Brexit, Britain’s withdrawal from the European Union, has hung like a dark cloud over London, no more so than in the real-estate market.
After the referendum in June last year that saw the country vote to leave the European Union, British real estate analysis firm Prequin asked more than 90 major investors how they would react to the withdrawal. About half of the respondents, all of whom already owned properties on the island, said they would be investing less in the future.
We don’t know whether the Bavarian Chamber of Insurance, the Bavarian Pension Fund and DekaBank were among the skeptics. But if so, they aren’t anymore. Less than a year after the vote, they are all investing heavily in London.
Last week the Bavarian companies, together with Deutsche Finance International and asset management firm Yoo, acquired the Olympia London Exhibition Center for €330 million ($352 million). Two months earlier, Deka, a subsidiary of savings bank association, bought the new London headquarters of Facebook for the Westinvest Interselect and Deka Immobilien Europa open real estate funds. It paid €435 million.
The London property market is regarded as fundamentally robust and should recover quickly from real or supposed crises, including Brexit.
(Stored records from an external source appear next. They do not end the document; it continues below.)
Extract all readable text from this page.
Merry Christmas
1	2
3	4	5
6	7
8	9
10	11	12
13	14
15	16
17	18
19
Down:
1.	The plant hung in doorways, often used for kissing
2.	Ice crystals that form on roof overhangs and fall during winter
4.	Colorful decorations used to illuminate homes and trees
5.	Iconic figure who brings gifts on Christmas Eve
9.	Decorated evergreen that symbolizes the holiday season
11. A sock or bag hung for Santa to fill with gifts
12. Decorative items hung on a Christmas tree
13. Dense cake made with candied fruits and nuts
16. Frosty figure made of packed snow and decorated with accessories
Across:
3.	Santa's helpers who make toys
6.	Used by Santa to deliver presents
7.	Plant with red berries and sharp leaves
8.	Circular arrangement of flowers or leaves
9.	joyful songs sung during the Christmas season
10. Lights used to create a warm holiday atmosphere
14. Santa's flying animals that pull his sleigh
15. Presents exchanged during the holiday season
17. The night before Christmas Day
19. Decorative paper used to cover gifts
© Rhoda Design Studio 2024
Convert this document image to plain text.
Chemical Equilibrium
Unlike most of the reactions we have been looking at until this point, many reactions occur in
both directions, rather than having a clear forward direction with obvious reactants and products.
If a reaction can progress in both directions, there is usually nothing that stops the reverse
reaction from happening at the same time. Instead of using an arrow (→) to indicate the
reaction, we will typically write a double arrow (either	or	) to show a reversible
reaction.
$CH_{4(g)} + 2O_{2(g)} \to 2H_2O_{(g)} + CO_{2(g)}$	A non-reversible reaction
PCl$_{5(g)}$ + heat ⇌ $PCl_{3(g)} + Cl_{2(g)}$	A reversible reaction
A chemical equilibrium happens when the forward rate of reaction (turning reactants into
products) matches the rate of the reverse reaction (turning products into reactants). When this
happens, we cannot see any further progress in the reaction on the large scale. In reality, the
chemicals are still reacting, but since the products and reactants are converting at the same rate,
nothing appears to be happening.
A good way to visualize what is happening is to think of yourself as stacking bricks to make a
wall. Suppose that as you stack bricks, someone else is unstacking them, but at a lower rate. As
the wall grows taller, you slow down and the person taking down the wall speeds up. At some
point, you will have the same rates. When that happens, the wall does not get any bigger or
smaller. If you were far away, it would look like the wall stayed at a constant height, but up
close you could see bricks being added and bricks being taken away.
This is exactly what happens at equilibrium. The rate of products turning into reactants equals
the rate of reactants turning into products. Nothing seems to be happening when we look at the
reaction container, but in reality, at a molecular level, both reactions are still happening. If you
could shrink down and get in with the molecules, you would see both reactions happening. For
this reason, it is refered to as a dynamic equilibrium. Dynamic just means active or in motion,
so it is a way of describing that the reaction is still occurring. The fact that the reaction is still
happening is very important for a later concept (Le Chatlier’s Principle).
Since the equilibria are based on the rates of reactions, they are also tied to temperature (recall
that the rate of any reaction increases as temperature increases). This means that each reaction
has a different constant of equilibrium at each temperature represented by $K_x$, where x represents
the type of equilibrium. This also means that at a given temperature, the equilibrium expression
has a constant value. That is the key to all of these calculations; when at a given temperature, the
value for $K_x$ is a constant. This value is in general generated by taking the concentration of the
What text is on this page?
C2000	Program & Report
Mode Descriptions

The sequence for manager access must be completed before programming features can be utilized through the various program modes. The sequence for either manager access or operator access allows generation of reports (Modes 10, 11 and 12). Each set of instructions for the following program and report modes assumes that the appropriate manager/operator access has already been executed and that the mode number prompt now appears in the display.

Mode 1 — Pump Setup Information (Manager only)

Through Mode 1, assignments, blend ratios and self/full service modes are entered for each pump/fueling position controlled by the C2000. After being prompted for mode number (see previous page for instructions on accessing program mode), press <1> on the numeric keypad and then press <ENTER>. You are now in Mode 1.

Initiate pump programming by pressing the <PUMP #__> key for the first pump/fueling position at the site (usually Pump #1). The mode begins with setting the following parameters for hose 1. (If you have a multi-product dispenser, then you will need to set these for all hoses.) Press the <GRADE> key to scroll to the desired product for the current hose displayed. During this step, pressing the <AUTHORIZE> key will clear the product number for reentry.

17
Last year, fund managers still needed to justify investing in Britain. It was widely expected that Brexit would lead to a slump in the British economy and vacant office space, leading to declining rental income and loss of value.
The page has turned, however, as real estate investors recognize that London’s property market remains strong. It is regarded as fundamentally robust and able to recover quickly from real or supposed crises, including Brexit. And even if it is officially frowned upon to tie real estate to currency speculation, it is undeniable that the weak pound sterling makes London appealing.
This also applies to Chinese money. According to media reports, the consortium that acquired the Olympia Center prevailed against the Chinese HNA Group, which recently bought a stake in Deutsche Bank. But even if HNA didn’t succeed this time, Chinese money continues to flood into the British capital.
In February, property manager TH Real Estate sold an office complex at Paddington railway station to Hong Kong-based CC Land Holding for about €325 million. The tenants include Vodafone and Statoil. And this was small potatoes compared to the €1.3 billion that Chinese real estate tycoon Cheung Chung-Kiu spent in March on the Leadenhall Building, famous for its resemblance to a cheese grater. With 90,000 square meters and 48 floors, it’s one of the largest buildings in London.
Unlike these modern office buildings, the Olympia exhibition center needs a little attention to bring it up to standard. Opened in 1886, Olympia Hall was considered the largest British building made of glass and steel at the time. In addition to exhibition areas, the approximately 14-hectare property now includes shops, restaurants and a hotel. The new owners no doubt want to expand the capacities of these facilities, though the consortium hasn’t commented on the details yet. But with London’s market on the mend, one thing seems clear: Higher rental income should ensure the complex will be more valuable in the future than it is today.